The honest caveat: the models and the agents themselves got dramatically better over the same stretch, and I can't cleanly separate "my repo got more legible" from "the tools got smarter."
But the direction of the feeling has been consistent: the more the present lived in the repo instead of in prose wrapped around it, the less I had to say to get good work out of the agent.
Where this is going
These days I keep adding defensive lines to prompts: "don't trust stale docs," "check the actual schema," "don't guess where this goes."
The better answer is not to write better warnings.
It is to shape a repo where those warnings are unnecessary.
Keep history for people. Shape the present for agents.
Human-readable history explains why the system became this way.
AI-readable repositories expose what the system is now.
Don't make agents reconstruct the present from the past.
Make the current source of truth impossible to misunderstand.
Top comments (16)
The line doing the most work here is "facts that carry their own freshness" — but I'd push on where that guarantee actually holds. Repo-as-truth fixes human-time drift (the doc rots between commits while the code moves). It doesn't fix within-a-run drift: on a multi-step change the agent reads the current schema/module graph at step 1, its own edits at steps 2–4 move them, and by step 5 it's acting on a structural snapshot as stale as any Markdown — except now the stale fact came from the repo, so it wears the trusted clothes.

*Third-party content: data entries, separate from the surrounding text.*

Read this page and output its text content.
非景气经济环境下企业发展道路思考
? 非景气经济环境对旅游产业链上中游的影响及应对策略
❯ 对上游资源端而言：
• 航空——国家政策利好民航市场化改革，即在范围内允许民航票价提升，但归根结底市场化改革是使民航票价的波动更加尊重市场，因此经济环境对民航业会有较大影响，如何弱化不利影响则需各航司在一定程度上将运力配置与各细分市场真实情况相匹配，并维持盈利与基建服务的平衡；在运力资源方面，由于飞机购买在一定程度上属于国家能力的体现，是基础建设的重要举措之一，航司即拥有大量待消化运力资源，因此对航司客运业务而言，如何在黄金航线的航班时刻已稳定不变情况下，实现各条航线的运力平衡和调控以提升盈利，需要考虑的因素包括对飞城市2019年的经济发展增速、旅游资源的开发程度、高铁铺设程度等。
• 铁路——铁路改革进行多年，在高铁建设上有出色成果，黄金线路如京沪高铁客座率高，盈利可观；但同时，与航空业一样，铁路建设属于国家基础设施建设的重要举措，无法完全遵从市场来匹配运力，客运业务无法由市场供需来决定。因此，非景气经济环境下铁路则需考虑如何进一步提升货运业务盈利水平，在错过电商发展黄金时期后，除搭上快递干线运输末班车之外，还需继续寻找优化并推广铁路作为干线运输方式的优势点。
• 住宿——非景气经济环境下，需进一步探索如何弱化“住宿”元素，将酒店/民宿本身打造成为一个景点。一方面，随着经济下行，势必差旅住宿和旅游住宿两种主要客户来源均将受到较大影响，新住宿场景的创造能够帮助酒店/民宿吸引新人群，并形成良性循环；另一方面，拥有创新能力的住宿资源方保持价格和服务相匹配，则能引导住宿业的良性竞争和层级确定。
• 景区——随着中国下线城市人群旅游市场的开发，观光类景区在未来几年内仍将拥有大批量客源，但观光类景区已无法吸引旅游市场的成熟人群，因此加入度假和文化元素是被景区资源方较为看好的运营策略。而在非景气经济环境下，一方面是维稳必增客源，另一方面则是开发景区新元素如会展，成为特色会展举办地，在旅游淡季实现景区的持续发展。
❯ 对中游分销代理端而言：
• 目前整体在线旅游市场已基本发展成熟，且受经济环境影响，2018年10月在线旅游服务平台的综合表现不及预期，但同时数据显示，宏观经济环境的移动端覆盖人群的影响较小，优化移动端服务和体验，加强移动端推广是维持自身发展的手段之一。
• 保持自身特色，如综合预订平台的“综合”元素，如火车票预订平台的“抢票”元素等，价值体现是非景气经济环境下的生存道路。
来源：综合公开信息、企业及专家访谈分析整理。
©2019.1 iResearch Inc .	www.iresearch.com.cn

Dedup removes the second place a fact can rot; it doesn't make the agent re-read the place after it changed it. So the discipline isn't only "fewer spots a fact can rot," it's "re-derive structure after each edit that could have moved it."
Second push: "a boundary in the build is architecture" only holds for the boundary classes your toolchain can express — import graph (eslint), public surface (exports), data shape (schema). A lot of what actually ends up in CLAUDE.md are semantic invariants no linter has a rule shape for: "never write the ledger outside a settlement event," "this counter is monotonic," "this id is only minted in one place." There's no wall to move those into. So the advice/architecture table needs a middle row: what you can't prevent structurally, you make detectable structurally — a runtime assertion, a property test, an audit query that fails loudly. Otherwise "move it into the build" silently drops every rule the type system can't encode back into hope.
And the map is itself a fact that rots. A "Sources of truth" block pointing at packages/database/schema becomes a confident lie the day someone moves the schema — it survives change only if CI fails when any path in it doesn't resolve. An unchecked map hasn't escaped drift; it's just relocated it one level up, from stale description to stale address.
Thanks for the sharp questions. On the guarantees, my answer leans on experience and intuition more than anything I can prove — but let me respond.
On the first point: keeping the repo as an SSOT doesn't happen on its own. I'm consciously maintaining it throughout daily development — running QA and tests right after a feature lands, and treating refactoring for agent-legibility (naming, directory structure) as carrying the same weight as the feature work, done in parallel. I've tried to make that happen structurally. But your reframing is exactly right: it's not just "reduce the places a fact can rot," it's "re-derive the structure after every edit that could have moved it." Within-a-run drift can only be killed there.
The second point is just as sharp. The "middle row" — what you can't prevent structurally, you make detectable structurally — is exactly right, and in real operation it's non-negotiable. For declarative DB changes I'll reach for Atlas or Drizzle, but separately I stand up an intermediate representation that surfaces the live-vs-local schema diff, so the hazard shows up structurally. The type system matters, but it alone doesn't build a paradise for the agent.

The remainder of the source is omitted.